There might also be a lesson to be learned from the last presidential race. Few know that Spike Jonze made a documentary about Al Gore (introduced as a “Gore family film”) that was available for distribution in time for the 2000 election. Imagine if it had been distributed widely and a few thousand undecided people had seen it and the humanized Gore it portrayed. Might we have had a different outcome? While many of us now play Monday morning quarterback with this and other elements of the Gore campaign, the reality is that the impact would not have been as strong. Without a developed market for the political documentary, it might have simply preached to the converted, largely in art houses and other independent film venues that, for the most part, are in solidly “blue” states.
This year, however, Karl Rove and company should be plenty scared. The political documentary is hot, audiences are primed, and producers are hungry for more financial gain.
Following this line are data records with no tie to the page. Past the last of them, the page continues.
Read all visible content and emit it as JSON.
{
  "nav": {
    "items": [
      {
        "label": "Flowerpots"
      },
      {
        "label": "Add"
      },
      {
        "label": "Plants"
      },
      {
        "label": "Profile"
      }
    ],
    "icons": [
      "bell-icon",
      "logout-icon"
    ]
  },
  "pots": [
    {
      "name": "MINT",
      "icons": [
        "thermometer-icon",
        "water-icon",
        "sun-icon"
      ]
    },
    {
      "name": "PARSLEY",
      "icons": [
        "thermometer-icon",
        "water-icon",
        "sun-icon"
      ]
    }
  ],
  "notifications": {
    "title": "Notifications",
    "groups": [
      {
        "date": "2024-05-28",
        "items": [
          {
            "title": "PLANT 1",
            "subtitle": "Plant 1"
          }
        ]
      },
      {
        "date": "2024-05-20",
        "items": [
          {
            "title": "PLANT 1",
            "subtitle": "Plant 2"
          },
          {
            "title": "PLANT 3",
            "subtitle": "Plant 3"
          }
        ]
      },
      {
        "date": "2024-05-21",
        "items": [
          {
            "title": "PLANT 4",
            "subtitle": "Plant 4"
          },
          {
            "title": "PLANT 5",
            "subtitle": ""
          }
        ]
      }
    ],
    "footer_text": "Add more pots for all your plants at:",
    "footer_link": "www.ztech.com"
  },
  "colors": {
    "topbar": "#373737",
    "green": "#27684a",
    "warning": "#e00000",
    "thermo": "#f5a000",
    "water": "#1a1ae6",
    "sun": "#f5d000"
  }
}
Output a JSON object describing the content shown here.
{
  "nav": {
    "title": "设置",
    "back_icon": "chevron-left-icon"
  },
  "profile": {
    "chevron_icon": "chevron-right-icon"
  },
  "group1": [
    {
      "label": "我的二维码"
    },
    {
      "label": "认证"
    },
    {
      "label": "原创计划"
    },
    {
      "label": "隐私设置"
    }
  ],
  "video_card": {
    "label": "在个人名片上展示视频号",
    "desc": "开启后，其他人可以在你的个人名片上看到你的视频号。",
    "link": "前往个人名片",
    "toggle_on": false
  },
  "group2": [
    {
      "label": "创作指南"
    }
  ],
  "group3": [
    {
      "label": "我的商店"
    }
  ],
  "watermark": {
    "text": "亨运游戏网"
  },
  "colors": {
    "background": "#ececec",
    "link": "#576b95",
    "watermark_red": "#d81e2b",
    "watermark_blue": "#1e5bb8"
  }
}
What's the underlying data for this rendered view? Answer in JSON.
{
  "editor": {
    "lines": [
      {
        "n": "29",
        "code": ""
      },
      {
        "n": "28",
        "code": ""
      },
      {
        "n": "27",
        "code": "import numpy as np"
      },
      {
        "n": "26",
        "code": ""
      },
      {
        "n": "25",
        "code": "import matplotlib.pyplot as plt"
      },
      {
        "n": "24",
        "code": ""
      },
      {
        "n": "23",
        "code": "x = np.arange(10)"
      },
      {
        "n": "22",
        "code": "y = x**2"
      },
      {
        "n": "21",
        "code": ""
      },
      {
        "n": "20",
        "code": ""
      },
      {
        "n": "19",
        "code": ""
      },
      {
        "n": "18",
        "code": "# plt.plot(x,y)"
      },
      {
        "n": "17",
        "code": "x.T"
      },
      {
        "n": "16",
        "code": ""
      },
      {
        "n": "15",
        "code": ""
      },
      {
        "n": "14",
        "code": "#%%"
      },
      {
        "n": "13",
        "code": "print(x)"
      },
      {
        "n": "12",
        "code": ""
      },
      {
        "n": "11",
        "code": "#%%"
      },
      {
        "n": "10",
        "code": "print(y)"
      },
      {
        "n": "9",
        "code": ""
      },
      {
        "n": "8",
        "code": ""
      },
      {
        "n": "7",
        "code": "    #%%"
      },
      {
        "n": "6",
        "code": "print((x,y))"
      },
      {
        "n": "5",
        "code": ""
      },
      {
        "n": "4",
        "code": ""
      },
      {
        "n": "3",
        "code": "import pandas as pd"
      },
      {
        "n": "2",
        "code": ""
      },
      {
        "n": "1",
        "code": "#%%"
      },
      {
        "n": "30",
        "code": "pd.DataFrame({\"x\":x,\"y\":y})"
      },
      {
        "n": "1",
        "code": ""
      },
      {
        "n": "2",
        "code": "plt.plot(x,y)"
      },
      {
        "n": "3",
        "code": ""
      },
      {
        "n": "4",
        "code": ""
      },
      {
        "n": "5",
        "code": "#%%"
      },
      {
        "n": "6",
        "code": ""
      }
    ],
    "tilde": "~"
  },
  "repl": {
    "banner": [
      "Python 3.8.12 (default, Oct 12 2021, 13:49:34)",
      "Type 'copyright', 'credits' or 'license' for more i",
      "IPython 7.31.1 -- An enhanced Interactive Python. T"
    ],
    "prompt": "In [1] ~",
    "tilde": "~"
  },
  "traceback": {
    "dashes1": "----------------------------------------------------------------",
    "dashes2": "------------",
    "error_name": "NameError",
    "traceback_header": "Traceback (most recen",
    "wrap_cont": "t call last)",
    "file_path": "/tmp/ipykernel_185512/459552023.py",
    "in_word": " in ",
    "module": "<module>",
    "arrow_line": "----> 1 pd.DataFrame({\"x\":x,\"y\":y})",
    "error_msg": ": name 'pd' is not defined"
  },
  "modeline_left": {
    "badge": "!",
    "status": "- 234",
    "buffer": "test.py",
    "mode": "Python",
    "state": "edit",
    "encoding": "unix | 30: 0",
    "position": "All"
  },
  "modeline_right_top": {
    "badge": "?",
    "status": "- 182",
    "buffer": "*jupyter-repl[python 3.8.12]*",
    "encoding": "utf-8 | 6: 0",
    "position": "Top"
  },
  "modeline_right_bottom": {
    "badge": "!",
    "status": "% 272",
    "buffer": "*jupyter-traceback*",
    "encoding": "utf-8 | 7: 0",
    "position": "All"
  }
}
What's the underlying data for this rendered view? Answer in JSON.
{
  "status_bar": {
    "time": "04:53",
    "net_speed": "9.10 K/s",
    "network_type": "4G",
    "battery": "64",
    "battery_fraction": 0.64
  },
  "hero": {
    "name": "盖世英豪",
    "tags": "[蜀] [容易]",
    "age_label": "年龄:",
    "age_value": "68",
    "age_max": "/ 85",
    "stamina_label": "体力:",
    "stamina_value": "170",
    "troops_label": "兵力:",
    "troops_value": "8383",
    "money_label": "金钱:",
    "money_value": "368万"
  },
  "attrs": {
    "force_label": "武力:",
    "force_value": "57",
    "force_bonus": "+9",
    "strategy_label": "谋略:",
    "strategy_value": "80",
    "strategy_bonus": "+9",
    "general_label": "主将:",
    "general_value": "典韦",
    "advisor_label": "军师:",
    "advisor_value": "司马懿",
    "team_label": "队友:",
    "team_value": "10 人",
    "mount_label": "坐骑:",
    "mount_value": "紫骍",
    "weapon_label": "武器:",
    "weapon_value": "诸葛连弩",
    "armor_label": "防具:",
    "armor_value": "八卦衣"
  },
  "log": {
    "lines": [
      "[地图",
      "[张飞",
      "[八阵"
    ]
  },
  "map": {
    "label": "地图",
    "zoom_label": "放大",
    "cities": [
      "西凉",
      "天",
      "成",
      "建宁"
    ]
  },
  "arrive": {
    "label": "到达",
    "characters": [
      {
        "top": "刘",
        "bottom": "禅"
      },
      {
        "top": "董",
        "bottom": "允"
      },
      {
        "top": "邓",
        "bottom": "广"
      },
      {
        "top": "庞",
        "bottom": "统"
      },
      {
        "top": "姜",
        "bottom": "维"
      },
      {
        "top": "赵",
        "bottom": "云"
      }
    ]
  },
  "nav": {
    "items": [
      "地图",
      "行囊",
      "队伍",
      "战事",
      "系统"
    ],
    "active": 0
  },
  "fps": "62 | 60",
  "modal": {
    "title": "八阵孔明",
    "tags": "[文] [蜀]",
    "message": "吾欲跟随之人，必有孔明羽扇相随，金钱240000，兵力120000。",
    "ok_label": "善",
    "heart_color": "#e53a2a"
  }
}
If even a few of those sought after swing voters strolling past shopping-mall theaters in the heartland wander into Tour of Duty, or rent a DVD of Fahrenheit 9/11, in this, the tightest election year in decades, it may be just enough to change the leadership of the world’s only superpower.
And maybe, just maybe, documentary filmmakers, instead of bankers and lawyers, will soon be found camping out in the Lincoln bedroom.